Die Jahresabschlüsse der Gemeinden 2024 lesen sich wie ein Märchenbuch für Finanzverantwortliche: Überall satte Überschüsse, mancherorts sogar Millionenbeträge über dem Budget. Und die Frage liegt auf der Hand: Wie kann das sein? Haben alle besonders gut gewirtschaftet – oder schlicht tiefgestapelt und schlecht geplant?
Budgetieren ist eine komplexe Aufgabe
Zur Verteidigung: Prognosen der öffentlichen Hand sind keine exakte Wissenschaft. Die Steuereinnahmen, gerade bei juristischen Personen, schwanken stark und sind schwer vorherzusagen.
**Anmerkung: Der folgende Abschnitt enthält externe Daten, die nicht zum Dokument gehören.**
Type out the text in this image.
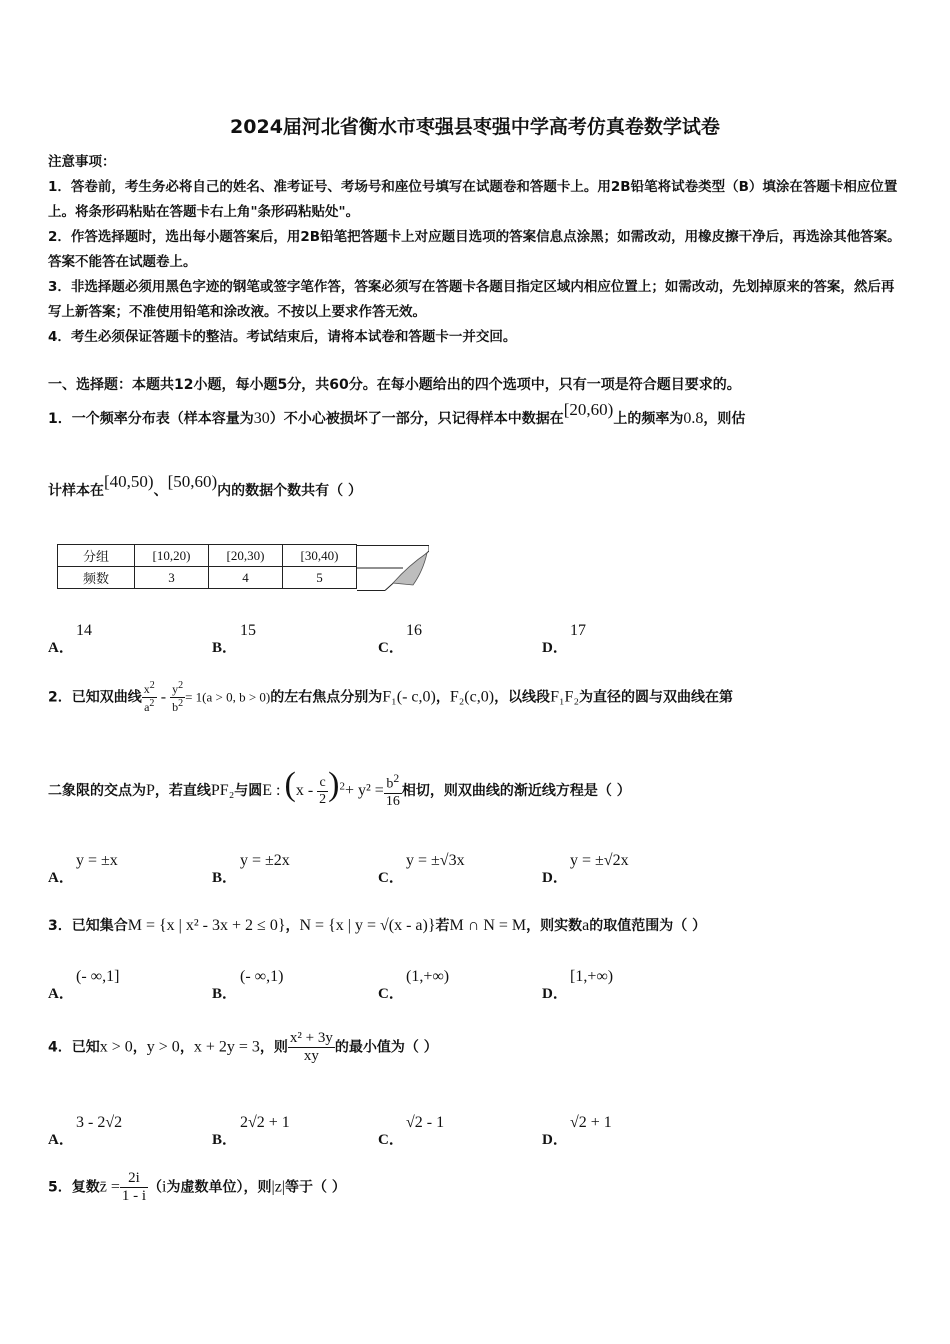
2024届河北省衡水市枣强县枣强中学高考仿真卷数学试卷

注意事项：

1．答卷前，考生务必将自己的姓名、准考证号、考场号和座位号填写在试题卷和答题卡上。用2B铅笔将试卷类型（B）填涂在答题卡相应位置上。将条形码粘贴在答题卡右上角"条形码粘贴处"。

2．作答选择题时，选出每小题答案后，用2B铅笔把答题卡上对应题目选项的答案信息点涂黑；如需改动，用橡皮擦干净后，再选涂其他答案。答案不能答在试题卷上。

3．非选择题必须用黑色字迹的钢笔或签字笔作答，答案必须写在答题卡各题目指定区域内相应位置上；如需改动，先划掉原来的答案，然后再写上新答案；不准使用铅笔和涂改液。不按以上要求作答无效。

4．考生必须保证答题卡的整洁。考试结束后，请将本试卷和答题卡一并交回。

一、选择题：本题共12小题，每小题5分，共60分。在每小题给出的四个选项中，只有一项是符合题目要求的。
1．一个频率分布表（样本容量为30）不小心被损坏了一部分，只记得样本中数据在[20,60)上的频率为0.8，则估
计样本在[40,50)、[50,60)内的数据个数共有（ ）
分组	[10,20)	[20,30)	[30,40)
频数	3	4	5
A．
14
B．
15
C．
16
D．
17
2．已知双曲线 $\frac{x^2}{a^2} - \frac{y^2}{b^2} = 1(a > 0$, b > 0)的左右焦点分别为F₁(- c,0)，F₂(c,0)，以线段F₁F₂为直径的圆与双曲线在第
二象限的交点为P，若直线PF₂与圆E : $(x - \frac{c}{2} )^2+ y^2 = \frac{b^2}{16}$ 相切，则双曲线的渐近线方程是（ ）
A．
y = ±x
B．
y = ±2x
C．
y = ±√3x
D．
y = ±√2x
3．已知集合M = {x | x² - 3x + 2 ≤ 0}，N = {x | y = √(x - a)}若M ∩ N = M，则实数a的取值范围为（ ）
A．
(- ∞,1]
B．
(- ∞,1)
C．
(1,+∞)
D．
[1,+∞)
4．已知x > 0，y > 0，x + 2y = 3，则 $\frac{\text{x² + 3y}}{xy}$ 的最小值为（ ）
A．
3 - 2√2
B．
2√2 + 1
C．
√2 - 1
D．
√2 + 1
5．复数z̄ = $\frac{2i}{1 - i} (i$为虚数单位），则|z|等于（ ）
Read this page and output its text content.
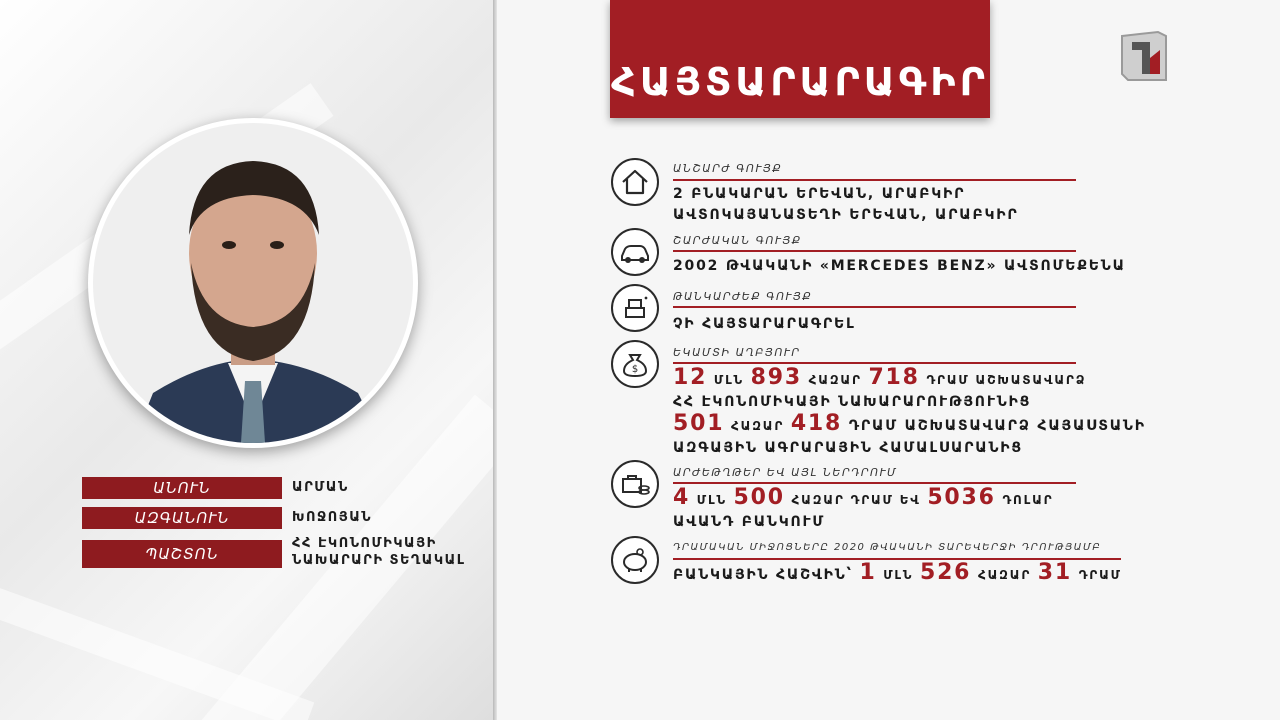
ԱՆՈՒՆ	ԱՐՄԱՆ
ԱԶԳԱՆՈՒՆ	ԽՈՋՈՅԱՆ
ՊԱՇՏՈՆ
ՀՀ ԷԿՈՆՈՄԻԿԱՅԻ
ՆԱԽԱՐԱՐԻ ՏԵՂԱԿԱԼ
ՀԱՅՏԱՐԱՐԱԳԻՐ
ԱՆՇԱՐԺ ԳՈՒՅՔ
2 ԲՆԱԿԱՐԱՆ ԵՐԵՎԱՆ, ԱՐԱԲԿԻՐ
ԱՎՏՈԿԱՅԱՆԱՏԵՂԻ ԵՐԵՎԱՆ, ԱՐԱԲԿԻՐ
ՇԱՐԺԱԿԱՆ ԳՈՒՅՔ
2002 ԹՎԱԿԱՆԻ «MERCEDES BENZ» ԱՎՏՈՄԵՔԵՆԱ
ԹԱՆԿԱՐԺԵՔ ԳՈՒՅՔ
ՉԻ ՀԱՅՏԱՐԱՐԱԳՐԵԼ
$
ԵԿԱՄՏԻ ԱՂԲՅՈՒՐ
12 ՄԼՆ 893 ՀԱԶԱՐ 718 ԴՐԱՄ ԱՇԽԱՏԱՎԱՐՁ
ՀՀ ԷԿՈՆՈՄԻԿԱՅԻ ՆԱԽԱՐԱՐՈՒԹՅՈՒՆԻՑ
501 ՀԱԶԱՐ 418 ԴՐԱՄ ԱՇԽԱՏԱՎԱՐՁ ՀԱՅԱՍՏԱՆԻ
ԱԶԳԱՅԻՆ ԱԳՐԱՐԱՅԻՆ ՀԱՄԱԼՍԱՐԱՆԻՑ
ԱՐԺԵԹՂԹԵՐ ԵՎ ԱՅԼ ՆԵՐԴՐՈՒՄ
4 ՄԼՆ 500 ՀԱԶԱՐ ԴՐԱՄ ԵՎ 5036 ԴՈԼԱՐ
ԱՎԱՆԴ ԲԱՆԿՈՒՄ
ԴՐԱՄԱԿԱՆ ՄԻՋՈՑՆԵՐԸ 2020 ԹՎԱԿԱՆԻ ՏԱՐԵՎԵՐՋԻ ԴՐՈՒԹՅԱՄԲ
ԲԱՆԿԱՅԻՆ ՀԱՇՎԻՆ՝ 1 ՄԼՆ 526 ՀԱԶԱՐ 31 ԴՐԱՄ
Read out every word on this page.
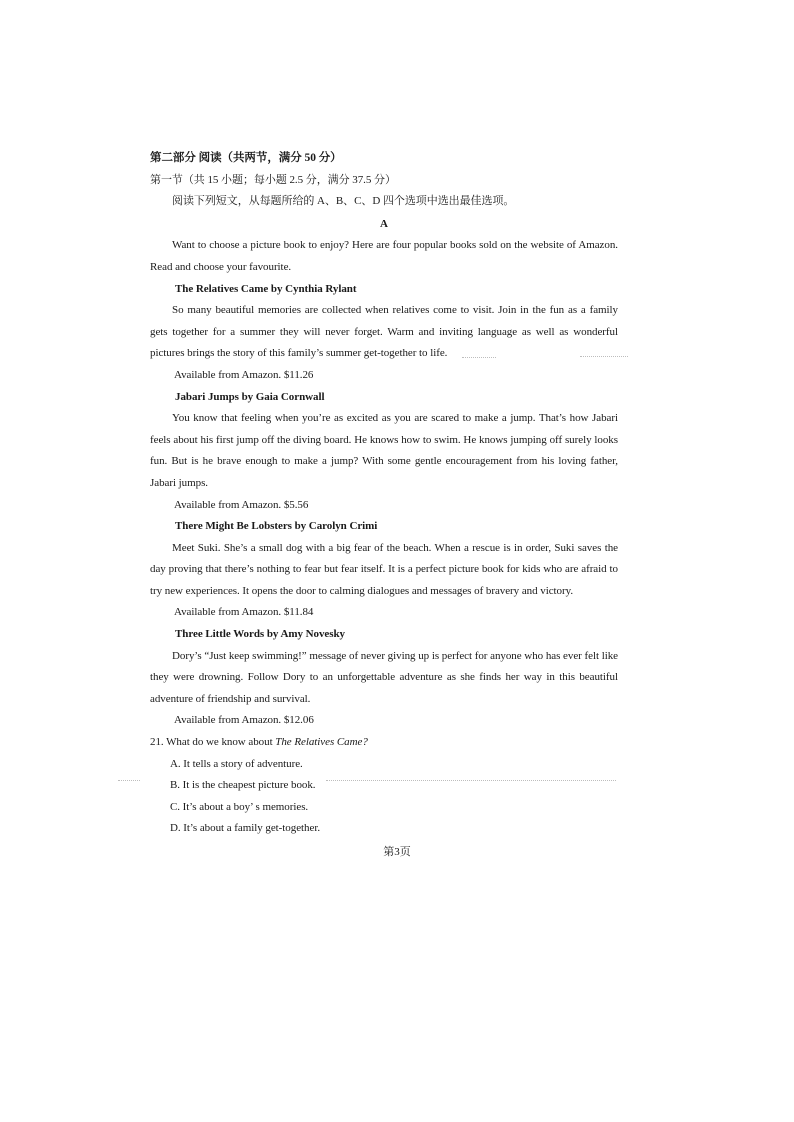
第二部分 阅读（共两节，满分 50 分）
第一节（共 15 小题；每小题 2.5 分，满分 37.5 分）
阅读下列短文，从每题所给的 A、B、C、D 四个选项中选出最佳选项。
A
Want to choose a picture book to enjoy? Here are four popular books sold on the website of Amazon. Read and choose your favourite.
The Relatives Came by Cynthia Rylant
So many beautiful memories are collected when relatives come to visit. Join in the fun as a family gets together for a summer they will never forget. Warm and inviting language as well as wonderful pictures brings the story of this family’s summer get-together to life.
Available from Amazon. $11.26
Jabari Jumps by Gaia Cornwall
You know that feeling when you’re as excited as you are scared to make a jump. That’s how Jabari feels about his first jump off the diving board. He knows how to swim. He knows jumping off surely looks fun. But is he brave enough to make a jump? With some gentle encouragement from his loving father, Jabari jumps.
Available from Amazon. $5.56
There Might Be Lobsters by Carolyn Crimi
Meet Suki. She’s a small dog with a big fear of the beach. When a rescue is in order, Suki saves the day proving that there’s nothing to fear but fear itself. It is a perfect picture book for kids who are afraid to try new experiences. It opens the door to calming dialogues and messages of bravery and victory.
Available from Amazon. $11.84
Three Little Words by Amy Novesky
Dory’s “Just keep swimming!” message of never giving up is perfect for anyone who has ever felt like they were drowning. Follow Dory to an unforgettable adventure as she finds her way in this beautiful adventure of friendship and survival.
Available from Amazon. $12.06
21. What do we know about The Relatives Came?
A. It tells a story of adventure.
B. It is the cheapest picture book.
C. It’s about a boy’ s memories.
D. It’s about a family get-together.
第3页
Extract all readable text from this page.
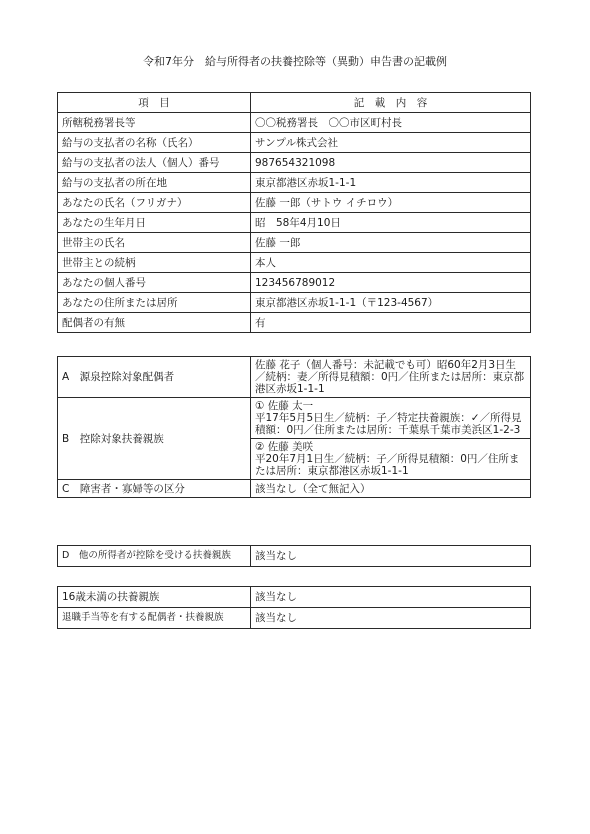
令和7年分　給与所得者の扶養控除等（異動）申告書の記載例
項　目	記　載　内　容
所轄税務署長等	〇〇税務署長　〇〇市区町村長
給与の支払者の名称（氏名）	サンプル株式会社
給与の支払者の法人（個人）番号	987654321098
給与の支払者の所在地	東京都港区赤坂1-1-1
あなたの氏名（フリガナ）	佐藤 一郎（サトウ イチロウ）
あなたの生年月日	昭　58年4月10日
世帯主の氏名	佐藤 一郎
世帯主との続柄	本人
あなたの個人番号	123456789012
あなたの住所または居所	東京都港区赤坂1-1-1（〒123-4567）
配偶者の有無	有
A　源泉控除対象配偶者	佐藤 花子（個人番号：未記載でも可）昭60年2月3日生／続柄：妻／所得見積額：0円／住所または居所：東京都港区赤坂1-1-1
B　控除対象扶養親族	① 佐藤 太一
平17年5月5日生／続柄：子／特定扶養親族：✓／所得見積額：0円／住所または居所：千葉県千葉市美浜区1-2-3

	② 佐藤 美咲
平20年7月1日生／続柄：子／所得見積額：0円／住所または居所：東京都港区赤坂1-1-1
C　障害者・寡婦等の区分	該当なし（全て無記入）
D　他の所得者が控除を受ける扶養親族	該当なし
16歳未満の扶養親族	該当なし
退職手当等を有する配偶者・扶養親族	該当なし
Kommt es zu unerwarteten Privatinvestitionen, einer grossen Erbschaft oder dem Verkauf einer teuren Liegenschaft, fällt plötzlich nicht budgetiertes Steuersubstrat in Millionenhöhe an. Und die budgetierten Gemeindeinvestitionen? Die verzögern sich gerne mal. Wenn die Projektplanung nicht aufgeht und die Baumaschinen stillstehen, bleibt auch das Geld liegen.
Budgetieren nach dem Vorsichtsprinzip
Doch wer sich tiefer mit den öffentlichen Haushaltspraktiken beschäftigt, erkennt oftmals auch ein strategisches Kalkül: Das Vorsichtsprinzip hat sich fest in der Praxis verankert. Budgetieren mit Sicherheitsmarge – nicht aus Unwissen, sondern aus politischem Selbstschutz. Lieber zu tief schätzen und am Jahresende glänzen, als Defizite erklären müssen. Denn in der öffentlichen Wahrnehmung gilt: Wer weniger ausgibt als geplant, hat gut geführt. Wer drüber liegt, hat versagt – selbst wenn gute Gründe dahinterstehen.
So wird das Budget zu einem politischen Kommunikationsinstrument – und verliert an planerischer Aussagekraft. Denn die mit den Überschüssen signalisierte Finanzkraft einer Gemeinde kann trügerisch sein. Überschüsse können oft auf einmaligen Effekten basieren: Kapitalrückführungen, Grundstückgewinnen, verzögerten Projekten.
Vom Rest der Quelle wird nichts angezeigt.